Mi hermano se pedía un sundae, de esos monstruosos con helado, plátano, chocolate y nueces.
Costaba 22 pesos. Yo nunca entendí su afán; supongo que, para él, era simplemente vivir la vida al máximo. Pero para mí, era una ecuación absurda: mucho antes de terminarlo ya estaba empalagado, los sabores se mezclaban, y el plátano acababa triste, todo revuelto.
Después de pedir ese ridículo sundae, mi mamá volteaba y me preguntaba qué quería yo.
—¡Claro! ¿Quieres uno? —contestaba toda llena de amor.
—No. Quiero 22 Raspatitos.
Y mi madre me veía, aterrada.
Mi lógica era simple: si me iba a comprar 22 pesos de esa aberración, entonces podía comprarme 22 Raspatitos de a peso. Me daban tres bolsas: una con 7 de limón, una con 7 de uva, y una con 8 de grosella.

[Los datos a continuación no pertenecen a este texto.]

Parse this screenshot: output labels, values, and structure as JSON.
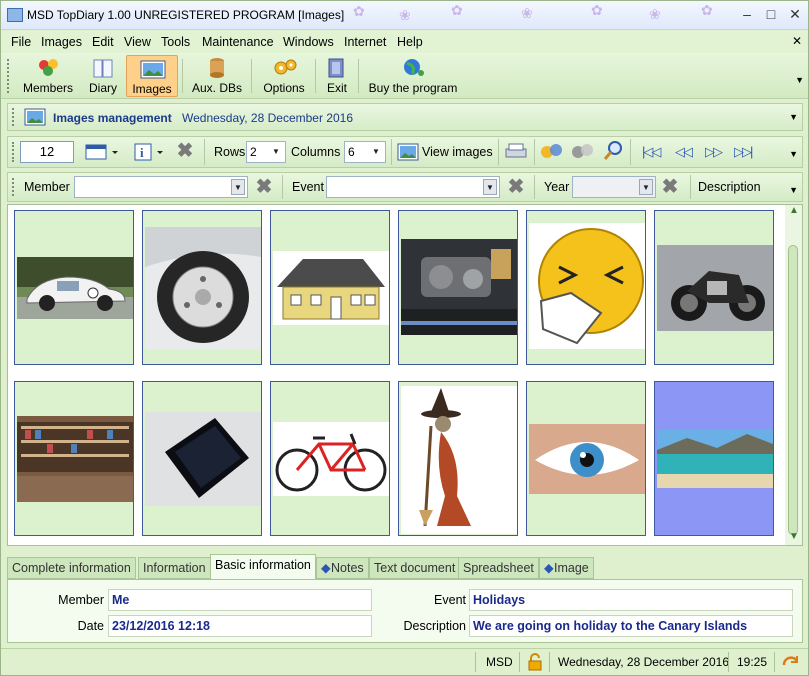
{
  "window": {
    "title": "MSD TopDiary 1.00 UNREGISTERED PROGRAM [Images]"
  },
  "menu": [
    "File",
    "Images",
    "Edit",
    "View",
    "Tools",
    "Maintenance",
    "Windows",
    "Internet",
    "Help"
  ],
  "toolbar": {
    "members": "Members",
    "diary": "Diary",
    "images": "Images",
    "aux": "Aux. DBs",
    "options": "Options",
    "exit": "Exit",
    "buy": "Buy the program"
  },
  "header": {
    "title": "Images management",
    "date": "Wednesday, 28 December 2016"
  },
  "controls": {
    "count": "12",
    "rows_label": "Rows",
    "rows_value": "2",
    "columns_label": "Columns",
    "columns_value": "6",
    "view_images": "View images"
  },
  "filters": {
    "member_label": "Member",
    "member_value": "",
    "event_label": "Event",
    "event_value": "",
    "year_label": "Year",
    "year_value": "",
    "description_label": "Description"
  },
  "tabs": [
    "Complete information",
    "Information",
    "Basic information",
    "Notes",
    "Text document",
    "Spreadsheet",
    "Image"
  ],
  "details": {
    "member_label": "Member",
    "member_value": "Me",
    "date_label": "Date",
    "date_value": "23/12/2016 12:18",
    "event_label": "Event",
    "event_value": "Holidays",
    "description_label": "Description",
    "description_value": "We are going on holiday to the Canary Islands"
  },
  "status": {
    "user": "MSD",
    "date": "Wednesday, 28 December 2016",
    "time": "19:25"
  }
}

Siempre he recordado esta anécdota desde mi punto de vista: criticando la elección de mi hermano, cargando orgullosa mis bolsas de Raspatitos, triunfal.
Pero ahora que soy madre, a veces lo veo desde los ojos de mi mamá.
Un hijo con un helado gigante derritiéndose por todos lados; otra con tres bolsas llenas de raspados de colores y una cara de arrogante satisfacción.
Mi pobre madre.
En medio de todo, pagando demasiado por la sencilla idea de invitarnos un helado.
Feliz día de las madres, mamá.
Gracias por esa vez no dejarnos notar tus sentimientos.
Gracias por cargar con nuestras locuras y deseos.
Te quiero mucho, eres como una bolsa con veinte mil Raspatitos.